SAN DIEGO (AP) — California voters would decide whether to fund a major expansion of housing and treatment for residents suffering from mental illness and addiction, under the latest proposal by Gov. Gavin Newsom to address the state's homelessness crisis.
Newsom announced Sunday that he will ask allies in the Democratic-controlled Legislature for a measure on the 2024 ballot to authorize funding to build residential facilities where over 10,000 people a year could live and be treated. The plan is the latest by the governor who took office in 2019 vowing to own the issue of homelessness in a state where an estimated 171,000 were unhoused last year.
“This is the next step in our transformation of how California addresses mental illness, substance use disorder and homelessness — creating thousands of new beds, building more housing, expanding services and more,” Newsom said in a statement.

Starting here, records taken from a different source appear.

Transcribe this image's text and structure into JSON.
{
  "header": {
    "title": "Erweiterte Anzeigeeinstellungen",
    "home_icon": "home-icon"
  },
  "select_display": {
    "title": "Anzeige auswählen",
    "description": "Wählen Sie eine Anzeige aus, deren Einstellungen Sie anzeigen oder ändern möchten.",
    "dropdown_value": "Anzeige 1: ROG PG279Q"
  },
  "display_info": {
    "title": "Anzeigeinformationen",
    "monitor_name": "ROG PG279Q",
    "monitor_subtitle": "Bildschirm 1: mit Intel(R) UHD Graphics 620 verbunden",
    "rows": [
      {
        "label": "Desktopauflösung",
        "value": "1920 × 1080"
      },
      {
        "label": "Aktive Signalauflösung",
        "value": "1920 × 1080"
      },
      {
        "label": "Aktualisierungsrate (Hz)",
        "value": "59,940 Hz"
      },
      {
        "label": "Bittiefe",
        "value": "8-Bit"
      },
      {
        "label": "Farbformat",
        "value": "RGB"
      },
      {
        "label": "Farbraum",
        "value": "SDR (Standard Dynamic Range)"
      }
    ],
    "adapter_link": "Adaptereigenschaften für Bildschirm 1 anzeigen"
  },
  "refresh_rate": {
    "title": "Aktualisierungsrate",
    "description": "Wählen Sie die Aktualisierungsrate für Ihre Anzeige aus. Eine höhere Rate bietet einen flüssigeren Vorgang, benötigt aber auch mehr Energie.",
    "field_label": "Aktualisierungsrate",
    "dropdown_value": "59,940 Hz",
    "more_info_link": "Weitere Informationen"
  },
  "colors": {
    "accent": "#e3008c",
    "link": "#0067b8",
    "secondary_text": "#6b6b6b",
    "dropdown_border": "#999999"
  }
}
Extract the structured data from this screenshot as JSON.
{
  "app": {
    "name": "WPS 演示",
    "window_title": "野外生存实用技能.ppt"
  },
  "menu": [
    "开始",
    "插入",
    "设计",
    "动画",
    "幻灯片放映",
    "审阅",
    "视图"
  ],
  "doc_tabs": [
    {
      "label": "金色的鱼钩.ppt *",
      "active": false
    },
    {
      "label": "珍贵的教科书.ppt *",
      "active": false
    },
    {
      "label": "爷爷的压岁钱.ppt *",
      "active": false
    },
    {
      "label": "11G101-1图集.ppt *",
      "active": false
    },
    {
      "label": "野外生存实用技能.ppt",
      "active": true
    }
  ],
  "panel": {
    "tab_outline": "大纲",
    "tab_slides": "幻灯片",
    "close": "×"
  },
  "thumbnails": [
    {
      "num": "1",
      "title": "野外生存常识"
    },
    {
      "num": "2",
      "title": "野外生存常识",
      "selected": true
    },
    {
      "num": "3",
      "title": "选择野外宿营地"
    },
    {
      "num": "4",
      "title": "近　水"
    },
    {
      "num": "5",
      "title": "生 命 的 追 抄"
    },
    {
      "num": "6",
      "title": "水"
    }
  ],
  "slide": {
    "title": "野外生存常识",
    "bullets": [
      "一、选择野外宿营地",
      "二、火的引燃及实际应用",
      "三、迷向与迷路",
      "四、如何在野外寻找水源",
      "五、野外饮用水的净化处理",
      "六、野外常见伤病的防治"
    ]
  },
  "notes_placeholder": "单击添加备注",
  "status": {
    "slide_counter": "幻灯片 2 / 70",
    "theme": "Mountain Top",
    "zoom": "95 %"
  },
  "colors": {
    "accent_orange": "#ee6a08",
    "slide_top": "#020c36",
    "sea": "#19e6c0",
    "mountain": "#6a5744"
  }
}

California, home to nearly 40 million people, has nearly one-third of the nation’s homeless population, and their numbers are growing much faster than in other states, according to an analysis of federal data by the Public Policy Institute of California . Tent encampments have popped up on sidewalks and under freeway overpasses across California, and people in clear mental health crisis are a common sight on city streets.

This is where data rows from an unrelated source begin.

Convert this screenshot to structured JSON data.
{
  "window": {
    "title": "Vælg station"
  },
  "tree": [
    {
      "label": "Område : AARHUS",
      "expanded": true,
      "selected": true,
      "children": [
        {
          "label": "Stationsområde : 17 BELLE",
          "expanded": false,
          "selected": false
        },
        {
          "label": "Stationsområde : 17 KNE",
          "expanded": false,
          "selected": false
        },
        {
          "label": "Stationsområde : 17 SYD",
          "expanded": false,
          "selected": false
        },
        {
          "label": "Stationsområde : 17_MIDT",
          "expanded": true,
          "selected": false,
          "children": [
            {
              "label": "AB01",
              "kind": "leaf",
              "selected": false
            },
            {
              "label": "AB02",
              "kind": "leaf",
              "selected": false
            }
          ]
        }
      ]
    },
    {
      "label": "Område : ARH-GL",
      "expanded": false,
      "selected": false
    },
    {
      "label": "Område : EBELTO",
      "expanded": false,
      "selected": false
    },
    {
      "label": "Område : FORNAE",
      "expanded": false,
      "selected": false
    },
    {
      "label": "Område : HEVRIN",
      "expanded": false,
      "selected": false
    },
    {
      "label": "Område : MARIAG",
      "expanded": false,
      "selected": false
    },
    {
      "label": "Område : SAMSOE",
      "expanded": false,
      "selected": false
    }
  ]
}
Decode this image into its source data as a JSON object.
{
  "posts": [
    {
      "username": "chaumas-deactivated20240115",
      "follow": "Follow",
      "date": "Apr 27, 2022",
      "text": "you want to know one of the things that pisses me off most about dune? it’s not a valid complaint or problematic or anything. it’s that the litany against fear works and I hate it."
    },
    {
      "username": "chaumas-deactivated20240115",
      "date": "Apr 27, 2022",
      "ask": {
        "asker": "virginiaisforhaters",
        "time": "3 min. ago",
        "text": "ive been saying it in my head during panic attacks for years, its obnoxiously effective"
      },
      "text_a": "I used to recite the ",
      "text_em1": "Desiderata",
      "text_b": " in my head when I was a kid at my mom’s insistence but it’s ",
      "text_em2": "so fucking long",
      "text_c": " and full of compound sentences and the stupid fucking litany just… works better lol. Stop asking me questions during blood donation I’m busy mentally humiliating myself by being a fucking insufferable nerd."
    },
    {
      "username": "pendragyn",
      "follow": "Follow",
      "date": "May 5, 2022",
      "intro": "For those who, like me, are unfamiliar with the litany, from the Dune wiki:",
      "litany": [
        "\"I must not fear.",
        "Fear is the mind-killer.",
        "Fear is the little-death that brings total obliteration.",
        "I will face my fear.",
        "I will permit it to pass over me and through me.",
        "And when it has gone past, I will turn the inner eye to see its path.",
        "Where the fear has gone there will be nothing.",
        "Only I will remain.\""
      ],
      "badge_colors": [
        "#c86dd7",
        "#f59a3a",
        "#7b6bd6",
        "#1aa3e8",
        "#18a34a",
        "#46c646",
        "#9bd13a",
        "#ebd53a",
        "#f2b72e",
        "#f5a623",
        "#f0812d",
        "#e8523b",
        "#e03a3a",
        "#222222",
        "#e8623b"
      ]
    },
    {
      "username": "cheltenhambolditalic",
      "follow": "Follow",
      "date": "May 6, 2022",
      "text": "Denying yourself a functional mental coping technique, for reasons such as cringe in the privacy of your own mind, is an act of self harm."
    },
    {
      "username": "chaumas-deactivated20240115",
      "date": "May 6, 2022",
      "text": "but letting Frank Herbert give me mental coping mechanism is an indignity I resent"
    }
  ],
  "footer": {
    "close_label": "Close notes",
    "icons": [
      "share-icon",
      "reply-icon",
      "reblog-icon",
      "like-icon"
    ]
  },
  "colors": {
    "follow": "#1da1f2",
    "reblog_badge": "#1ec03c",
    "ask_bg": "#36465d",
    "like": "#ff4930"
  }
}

The initiative would be partially funded by general obligation bonds that would go toward construction of “campus-style” facilities along with smaller homes and long-term residential settings, Newsom's office said.
In addition, it would overhaul California's Mental Health Services Act, an initiative approved by voters in 2004 that charges a 1% tax on incomes greater than $1 million to fund mental health services. Some lawmakers complained that money from the initiative bypassed those who needed it the most, and Newsom's office said the new version would improve accountability and oversight for counties.
"Modernizing it will lead to $1 billion every year for housing, treating substance abuse disorders, and more," the statement said.
State Sen. Susan Talamantes Eggman, D-Stockton, will introduce the measure, which would also earmark money to house more than 10,000 homeless veterans across the state, according to the statement.
Newsom planned to unveil further details during a stop Sunday afternoon in San Diego, according to his office. The governor is wrapping up a four-day statewide tour that he used to highlight his major policy goals . The tour replaced a traditional State of the State address.
On Thursday , Newsom announced a plan to spend about $30 million to build 1,200 small homes across the state to help house people living on the streets. The homes can be assembled quickly and cost a fraction of what it takes to build permanent housing. Federal courts have ruled cities can’t clear homeless encampments if there are no shelter beds available.